A mio parere, da tutto ciò che abbiamo visto, si possono ricavare i principi antropologici che mostrano come l’essenza dell’umano si trova nella relazione. Questi principi sono tre: la dipendenza generazionale e simbolica come
origine dell’umano, l’accettazione del limite in sé e nell’altro come crescita dell’umano, il desiderio d’infinito da parte di un essere finito come manifestazione di trascendenza.

1. La dipendenza generazionale e simbolica come origine dell’umano (eterogenerazione/autopoiesis)

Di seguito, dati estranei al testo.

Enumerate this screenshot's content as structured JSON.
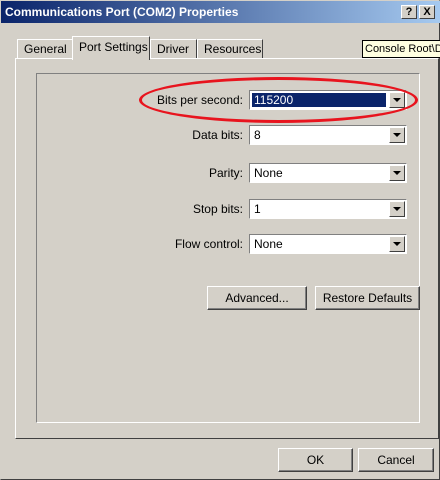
{
  "window": {
    "title": "Communications Port (COM2) Properties",
    "help_button": "?",
    "close_button": "X"
  },
  "tabs": [
    "General",
    "Port Settings",
    "Driver",
    "Resources"
  ],
  "active_tab": "Port Settings",
  "tooltip": "Console Root\\D",
  "settings": {
    "bits_per_second": {
      "label": "Bits per second:",
      "value": "115200"
    },
    "data_bits": {
      "label": "Data bits:",
      "value": "8"
    },
    "parity": {
      "label": "Parity:",
      "value": "None"
    },
    "stop_bits": {
      "label": "Stop bits:",
      "value": "1"
    },
    "flow_control": {
      "label": "Flow control:",
      "value": "None"
    }
  },
  "buttons": {
    "advanced": "Advanced...",
    "restore_defaults": "Restore Defaults",
    "ok": "OK",
    "cancel": "Cancel"
  },
  "colors": {
    "title_bar_start": "#0a246a",
    "title_bar_end": "#a6caf0",
    "dialog_face": "#d4d0c8",
    "selection": "#0a246a",
    "annotation_ellipse": "#e8141e",
    "tooltip_background": "#ffffe1"
  }
}
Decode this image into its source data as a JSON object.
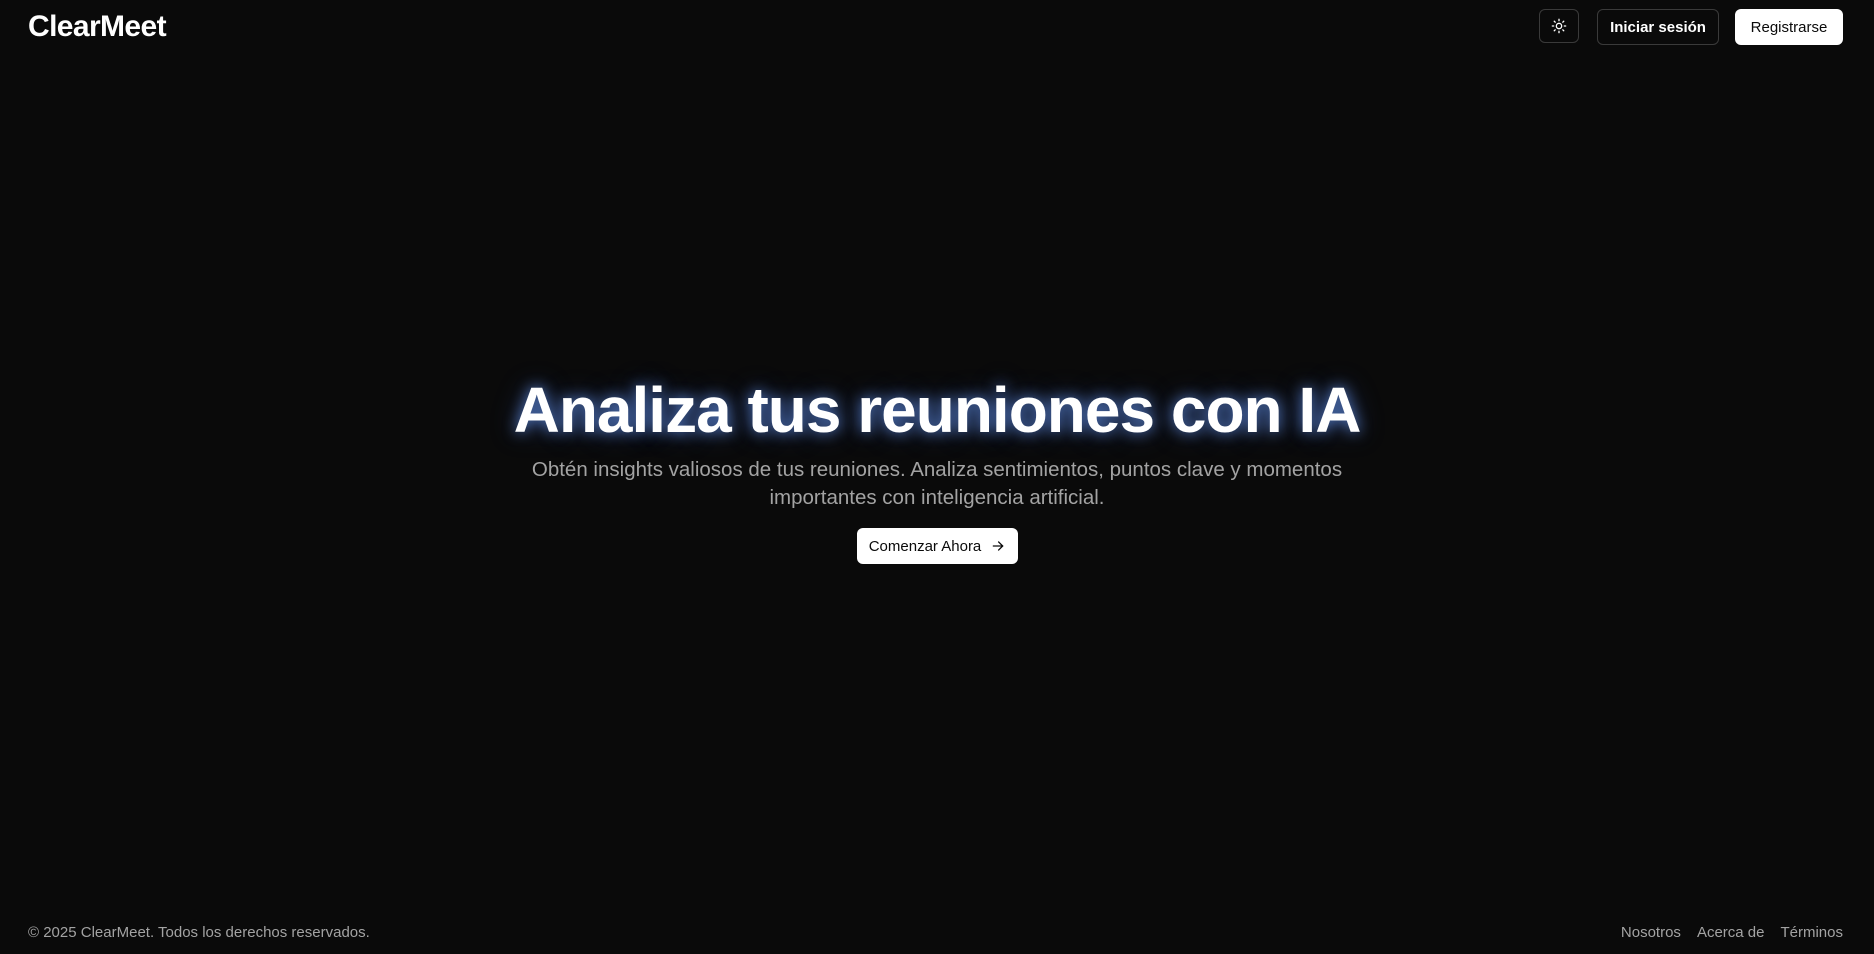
{
  "header": {
    "logo": "ClearMeet",
    "theme_toggle_icon": "sun-icon",
    "login_label": "Iniciar sesión",
    "register_label": "Registrarse"
  },
  "hero": {
    "title": "Analiza tus reuniones con IA",
    "subtitle": "Obtén insights valiosos de tus reuniones. Analiza sentimientos, puntos clave y momentos importantes con inteligencia artificial.",
    "cta_label": "Comenzar Ahora",
    "cta_icon": "arrow-right-icon"
  },
  "footer": {
    "copyright": "© 2025 ClearMeet. Todos los derechos reservados.",
    "links": [
      "Nosotros",
      "Acerca de",
      "Términos"
    ]
  },
  "colors": {
    "background": "#0a0a0a",
    "text": "#ffffff",
    "muted_text": "#a3a3a3",
    "border": "#3a3a3a",
    "title_glow": "#6ea0ff"
  }
}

L’esistenza umana incomincia con l’atto generativo, per cui essa è, nel contempo, un «essere-da» o essere dipendente e un «essere-con» o coesistenza, ossia l’esistenza umana è impossibile e, perciò, impensabile senza l’altro.
La figura del Robinson Crusoe, con cui si vuole far credere ad un’autopoiesis, è uno dei falsi miti dell’individualismo moderno, poiché la persona, anche se si trova persa in un’isola inabitata, è sempre legata a doppio filo all’altro, come
dipendente e coesistente. La dipendenza dagli altri non implica, però, solo mancanza, ma anche eccedenza, poiché la dipendenza umana è alla base di ogni possibile autonomia. Perciò, non c’è autonomia autentica, senza il riconoscimento
della propria origine, vera matrice della nostra libertà. Infatti, senza la relazione con l’altro e senza la sua accettazione, l’umano scompare per rimanere solo come anthropos, come si osserva nel caso dei bambini selvaggi.
Nonostante il loro carattere filantropico (amici del progresso della specie o della varietà dell’umano), le posizioni trans-umaniste e post-umaniste sono del tutto individualistiche. Infatti, in quanto che il loro unico scopo è il
prolungamento della vita biologica, l’uso della tecnoscienza è in questi movimenti puramente funzionale alla sua prosecuzione e al suo miglioramento. Ma, come spiega Donati, sono le relazioni — soprattutto la loro qualità — e non le
diverse funzioni vitali, a mostrare l’essenza dell’umano 22. Né il transumanismo né il postumanismo colgono il carattere essenziale della relazione, specie la dipendenza generazionale, che non sia strettamente biologica. Ma anche questa è
suscettibile di essere modificata o messa da parte come zavorra inutile. Nella misura in cui questi movimenti trascurano o cancellano l’origine e la crescita dell’umano, tralasciano anche le conseguenze dell’uso della tecnoscienza sia per le
relazioni personali sia per la comunità scientifica e umana.
In questo senso, anche la posizione di Fukuyama si presenta come riduttiva. Poiché l’umano non è solo — come egli sostiene — un insieme di elementi biologici, affettivi, cognitivi e simbolici inter-relazionati, ma soprattutto è
un insieme sistemico che si colloca in un contesto relazionale (familiare, comunitario, politico) 23. La difficoltà nel considerare le relazioni una proprietà essenziale dell’umano è determinata dalla difficoltà nel riconoscere se stessi come
«doni», cioè manifestazione di un dare gratuito, non necessario. L’umano cresce, invece, a partire dal riconoscersi generati, cioè figli, poiché la dipendenza simbolica da un altro è la caratteristica più propria della nostra umanità.
Tuttavia, la generazione e la coesistenza con gli altri ha a che vedere con una questione ancora più basilare: la temporalità dell’essere umano, come originato, capace di crescita e di compimento. Nel transumanesimo e nel
postumanesimo c’è un rapporto conflittuale con il tempo: dato che la vita umana non viene più giudicata soddisfacente, si vorrebbe accrescerla indefinitamente. Non basta però aumentare la longevità per dare senso al vivere, poiché la
temporalità è legata non solo alla morte e alla fragilità, ma anche alle virtù che dipendono da essa e, soprattutto, al dono di sé da dove essa nasce e verso cui tende.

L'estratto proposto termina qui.